Que bela metáfora do mundo atual: em dia de votação presidencial nos EUA, uma quantidade enorme de donos de empresas multimilionárias (a maior parte norte-americanos), andam a passear-se por Lisboa e a ouvir-se uns aos outros na Meo Arena.
Enquanto se decidia se era Hillary Clinton ou Donald Trump a assumir a presidência do país mais rico do mundo (e ainda o mais poderoso), muitos dos empresários mais importantes do mundo estavam entretidos a falar das suas empresas e a fazer networking, demonstrando que, na prática, já não importa muito quem está no Governo dos EUA.
A globalização desregulada que a OMC proporcionou, com a condescendência colaboracionista dos governos ocidentais (nomeadamente dos EUA e da UE), a partir do final dos anos 80 do século passado, resultou, agora, numa efetiva destituição do poder democrático das nações.
Hoje, as alternativas políticas dentro das nações estão constrangidas pela liberdade de circulação do capital, pela liberdade de circulação de bens, serviços e pessoas, e pelo poder das multinacionais.
Hoje, o que a Google, o Facebook, a Apple, a Amazon, a Uber e afins decidem fazer – onde produzir, o que produzir, que algoritmos utilizar, o que fazer com as informações recolhidas dos seus utilizadores, etc. – acaba por ser muito mais determinante do rumo das nossas vidas quotidianas do que as decisões dos políticos que governam as diversas nações democráticas.

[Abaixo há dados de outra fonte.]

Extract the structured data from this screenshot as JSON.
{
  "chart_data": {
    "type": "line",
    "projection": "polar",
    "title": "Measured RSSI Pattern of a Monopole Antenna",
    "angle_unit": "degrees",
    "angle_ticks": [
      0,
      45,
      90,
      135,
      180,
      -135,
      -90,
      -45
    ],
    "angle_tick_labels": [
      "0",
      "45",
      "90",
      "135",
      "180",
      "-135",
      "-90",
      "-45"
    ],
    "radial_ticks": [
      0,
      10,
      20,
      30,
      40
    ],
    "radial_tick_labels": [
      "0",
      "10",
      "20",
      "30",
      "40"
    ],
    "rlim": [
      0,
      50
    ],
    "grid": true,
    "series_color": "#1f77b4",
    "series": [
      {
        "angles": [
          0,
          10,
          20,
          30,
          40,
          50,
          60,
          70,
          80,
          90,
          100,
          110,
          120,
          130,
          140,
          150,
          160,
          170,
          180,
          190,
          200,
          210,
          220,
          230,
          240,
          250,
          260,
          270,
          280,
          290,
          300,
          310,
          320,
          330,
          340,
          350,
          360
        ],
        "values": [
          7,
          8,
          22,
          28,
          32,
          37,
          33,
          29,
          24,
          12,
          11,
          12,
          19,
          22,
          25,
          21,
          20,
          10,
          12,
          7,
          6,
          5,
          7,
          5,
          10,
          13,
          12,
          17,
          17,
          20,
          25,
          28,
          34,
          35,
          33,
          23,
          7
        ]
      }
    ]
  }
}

E isso é dramático. Isso é a destruição da democracia, porque as empresas não são democráticas e os mercados também não.
A globalização não pode continuar a destruir o poder democrático. E estão muito enganados aqueles que pensam que a integração económica internacional é um processo irreversível. A história mostra que esse processo é oscilante, havendo períodos de maior integração que são sucedidos por períodos de menor integração.
A globalização do comércio, dos capitais e das migrações tem profundas implicações na vida das populações dos diferentes países, e está longe de ser pacífica ou genericamente positiva. Todos aqueles que, nos países desenvolvidos, têm sofrido com a desregulação da globalização não se vão calar enquanto não virem os seus problemas resolvidos.
Não se pode mais continuar a importar livremente produtos provindos de países ditatoriais, sem direitos laborais, com exploração quase escrava e trabalho infantil ou sem preocupações ambientais. Não se pode também permitir que as empresas das novas tecnologias se transformem em plataformas distribuidoras de trabalho, sem assumirem nenhumas responsabilidades laborais.
Este dumping social e ambiental e esta desregulação laboral é insustentável e tem que ser fortemente combatida. Mas isso só será feito por governantes nacionais que se imponham ao poder já instalado das grandes multinacionais, que muito tem beneficiado com esta desregulamentação. Infelizmente, muitos políticos ocidentais têm-se vendido a esses interesses instalados. Essa perceção de corrupção dos políticos faz nascer a possibilidade de candidatos antissistema virem a ganhar eleições, com consequências imprevisíveis para o mundo.
Todos aqueles que preferem as reformas às revoluções têm que ser fortes defensores da regulação da globalização pois, se nada for feito, a rutura violenta será o mais provável. Ah, já me esquecia: Donald Trump é o novo Presidente dos EUA (e não vai fazer nada do que seria necessário).